10. Termination. This Agreement and the license granted hereunder may be terminated by the Company immediately upon written notice if you breach any of the material provisions of this Agreement and fail to cure a curable breach within 30 days. In addition, you may terminate this Agreement and the license granted hereunder any time by removing all copies of the Product from your system and destroying such copies. Upon termination of this Agreement, in addition to any other rights that the Company may have under applicable law, in equity or otherwise, the license granted under this Agreement shall automatically terminate, and you shall promptly return to Company or destroy all copies of the Product and any related materials, as directed by Company. Sections 2 to 12 hereof shall survive termination or expiration of this Agreement.

11. Amendments. Company reserves the right to modify this Agreement at any time by providing you with the revised terms hereof, or by publishing the revised terms on its website. The revised Agreement shall enter into effect 7 days of its publishing or provision to you, unless you explicitly accept the revised Agreement earlier. Either your explicit acceptance, or your continued use of the Product after expiry of the 7-day notice period, shall constitute your irrevocable acceptance to be bound by the terms and conditions of the amended Agreement. The latest, most updated version of this Agreement may be found at any time at the Company’s web site.

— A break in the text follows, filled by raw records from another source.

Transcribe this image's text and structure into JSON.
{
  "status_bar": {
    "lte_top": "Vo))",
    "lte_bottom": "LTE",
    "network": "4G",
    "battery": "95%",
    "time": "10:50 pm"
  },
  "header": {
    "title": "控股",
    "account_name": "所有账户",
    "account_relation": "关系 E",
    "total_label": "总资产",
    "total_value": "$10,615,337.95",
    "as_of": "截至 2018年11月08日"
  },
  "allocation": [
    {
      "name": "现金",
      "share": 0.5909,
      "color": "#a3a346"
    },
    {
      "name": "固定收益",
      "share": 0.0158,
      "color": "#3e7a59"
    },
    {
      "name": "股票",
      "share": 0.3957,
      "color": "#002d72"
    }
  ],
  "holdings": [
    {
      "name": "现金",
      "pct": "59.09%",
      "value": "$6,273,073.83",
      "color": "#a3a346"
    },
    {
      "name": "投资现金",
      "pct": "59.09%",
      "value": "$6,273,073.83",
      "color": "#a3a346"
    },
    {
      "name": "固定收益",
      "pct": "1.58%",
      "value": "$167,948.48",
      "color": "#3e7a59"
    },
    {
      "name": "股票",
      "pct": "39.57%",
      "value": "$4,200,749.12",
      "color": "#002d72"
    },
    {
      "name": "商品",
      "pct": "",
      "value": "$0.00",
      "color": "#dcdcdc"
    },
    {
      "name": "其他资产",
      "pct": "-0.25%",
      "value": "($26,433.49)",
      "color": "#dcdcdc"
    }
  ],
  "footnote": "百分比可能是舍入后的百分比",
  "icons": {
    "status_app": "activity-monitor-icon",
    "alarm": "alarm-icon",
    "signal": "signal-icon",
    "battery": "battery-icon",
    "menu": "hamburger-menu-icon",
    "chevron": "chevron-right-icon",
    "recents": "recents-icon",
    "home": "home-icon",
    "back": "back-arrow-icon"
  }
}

12. Miscellaneous. This is the entire agreement and understanding between you and the Company with respect to its subject matter, and supersedes any prior oral or written agreement. If any provision of the Agreement is held to be void or unenforceable, than such provision is herewith amended to the extent necessary for the Agreement to be otherwise enforceable. No failure or delay of a party in exercising any right hereunder shall operate as a waiver thereof, nor will any partial exercise of any right hereunder preclude further exercise. Neither party may assign this Agreement except to its successors (by merger, asset or share purchase, or otherwise). This Agreement is governed by and subject to the laws of the State of Israel, without regard to its conflict of laws rules. The competent courts of Tel Aviv, Israel shall have exclusive jurisdiction over any dispute arising out of this Agreement, except that the Company shall be entitled to seek injunctive or declaratory relief in any court of competent jurisdiction.